You label the order peculiar because: "It asked Pranjay Jain to withdraw his petition with liberty to approach the Division Bench of the High Court against the March 2 order of the Single Judge of the High Court (by Justice Permod Kohli). If a single Judge cannot provide interim relief because of the Supreme Court's stay in a connected matter, how could a Division Bench grant the same?"
But perhaps the point in sending the matter to the Division Bench was to provide an opportunity for the Division Bench to correct an erroneous position which the Single Judge took i.e. that one High Court cannot grant relief in a case merely because the order of another High Court deciding a similar point (but with unconnected parties) has been stayed by the Supreme Court. If the Single Judge decision of the Bombay High Court is reversed on that point in Pranay's case, then the Division Bench can go ahead and consider the matter on merits.

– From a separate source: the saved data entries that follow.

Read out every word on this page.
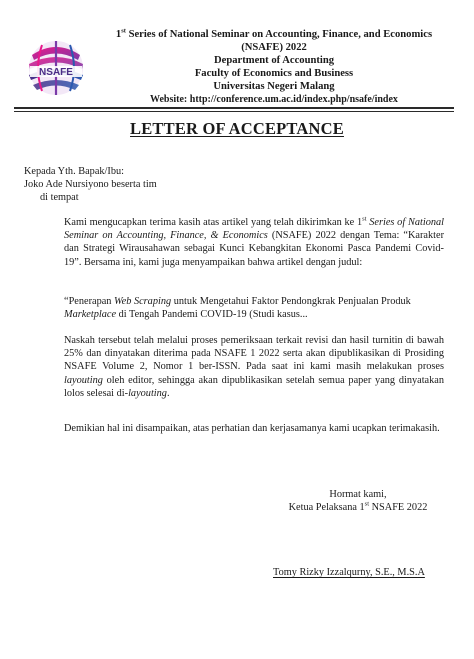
NSAFE
1st Series of National Seminar on Accounting, Finance, and Economics
(NSAFE) 2022
Department of Accounting
Faculty of Economics and Business
Universitas Negeri Malang
Website: http://conference.um.ac.id/index.php/nsafe/index
LETTER OF ACCEPTANCE
Kepada Yth. Bapak/Ibu:
Joko Ade Nursiyono beserta tim
di tempat
Kami mengucapkan terima kasih atas artikel yang telah dikirimkan ke 1st Series of National Seminar on Accounting, Finance, & Economics (NSAFE) 2022 dengan Tema: “Karakter dan Strategi Wirausahawan sebagai Kunci Kebangkitan Ekonomi Pasca Pandemi Covid-19”. Bersama ini, kami juga menyampaikan bahwa artikel dengan judul:
“Penerapan Web Scraping untuk Mengetahui Faktor Pendongkrak Penjualan Produk Marketplace di Tengah Pandemi COVID-19 (Studi kasus...
Naskah tersebut telah melalui proses pemeriksaan terkait revisi dan hasil turnitin di bawah 25% dan dinyatakan diterima pada NSAFE 1 2022 serta akan dipublikasikan di Prosiding NSAFE Volume 2, Nomor 1 ber-ISSN. Pada saat ini kami masih melakukan proses layouting oleh editor, sehingga akan dipublikasikan setelah semua paper yang dinyatakan lolos selesai di-layouting.
Demikian hal ini disampaikan, atas perhatian dan kerjasamanya kami ucapkan terimakasih.
Hormat kami,
Ketua Pelaksana 1st NSAFE 2022
Tomy Rizky Izzalqurny, S.E., M.S.A
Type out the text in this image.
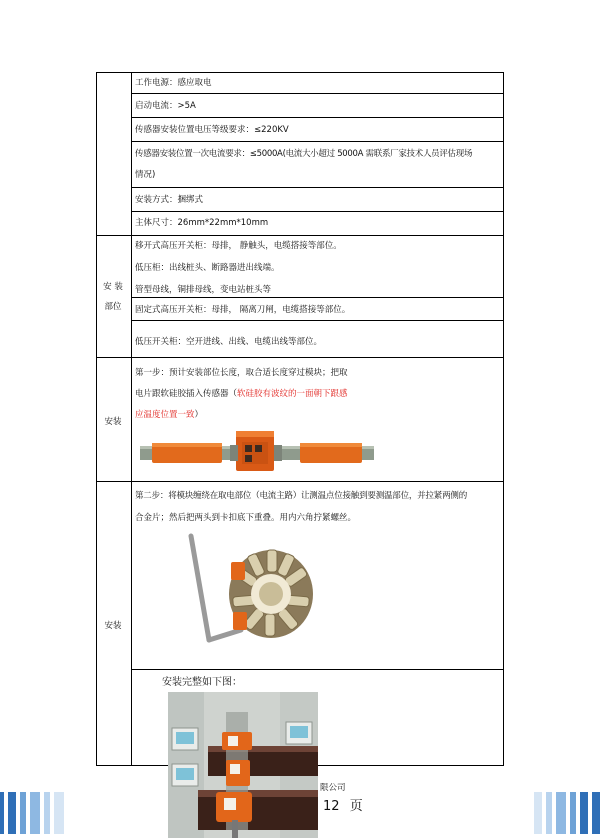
工作电源：感应取电
启动电流：>5A
传感器安装位置电压等级要求：≤220KV
传感器安装位置一次电流要求：≤5000A(电流大小超过 5000A 需联系厂家技术人员评估现场
情况)
安装方式：捆绑式
主体尺寸：26mm*22mm*10mm
安 装
部位
移开式高压开关柜：母排， 静触头，电缆搭接等部位。
低压柜：出线桩头、断路器进出线端。
管型母线，铜排母线，变电站桩头等
固定式高压开关柜：母排， 隔离刀闸，电缆搭接等部位。
低压开关柜：空开进线、出线、电缆出线等部位。
安装
第一步：预计安装部位长度，取合适长度穿过模块；把取
电片跟软硅胶插入传感器（软硅胶有波纹的一面朝下跟感
应温度位置一致）
安装
第二步：将模块缠绕在取电部位（电流主路）让测温点位接触到要测温部位，并拉紧两侧的
合金片；然后把两头到卡扣底下重叠。用内六角拧紧螺丝。
安装完整如下图：
限公司
12 页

So I think that you are incorrect when you question the entire point of asking the parties to approach the Division Bench. I however understand that given the constraints of time this might not really have been the most practicable.
The Bombay High Court order in the case of Sushil Kumar specifically mentioned that the "order is confined only to the petitioner".
I fail to understand how could an order, which the HC categorically meant that the decision is based on the facts of that particular case and should not be considered as law in general, could be made "law" in general.
How does the interim order of stay by the Supreme Court in Sushil's case, become a deterrent for the Punjab and Haryana High Court to give relief in Pranay's case?
Dear Venkatesan,
In 2006, one of my Clients was also in a similar situation and the matter ended on the same note. I had also written about it on my blog. Here is the link:
http://mahfuuz.blogspot.com/2006/10/children-of-lesser-god.html#links
the judgment of the bombay high court in ranjit kumar rajak v state bank of india where the court held the duty to provide reasonable accommodation to disabled students as part of article 21 is also relevant in this regard.
Bombay High Court decision in Sushil Kumar case categorically states that the relief is limited to the petitioner. It has not been made the law.
Could someone elucidate how does the stay by Supreme Court, of the HC decision, acted as a deterrent for the Punjab and Haryana HC to grant relief to the Pranjay?
Does an interim order of the SC amount to law declared by the SC under Article 141 and therefore binding on all courts?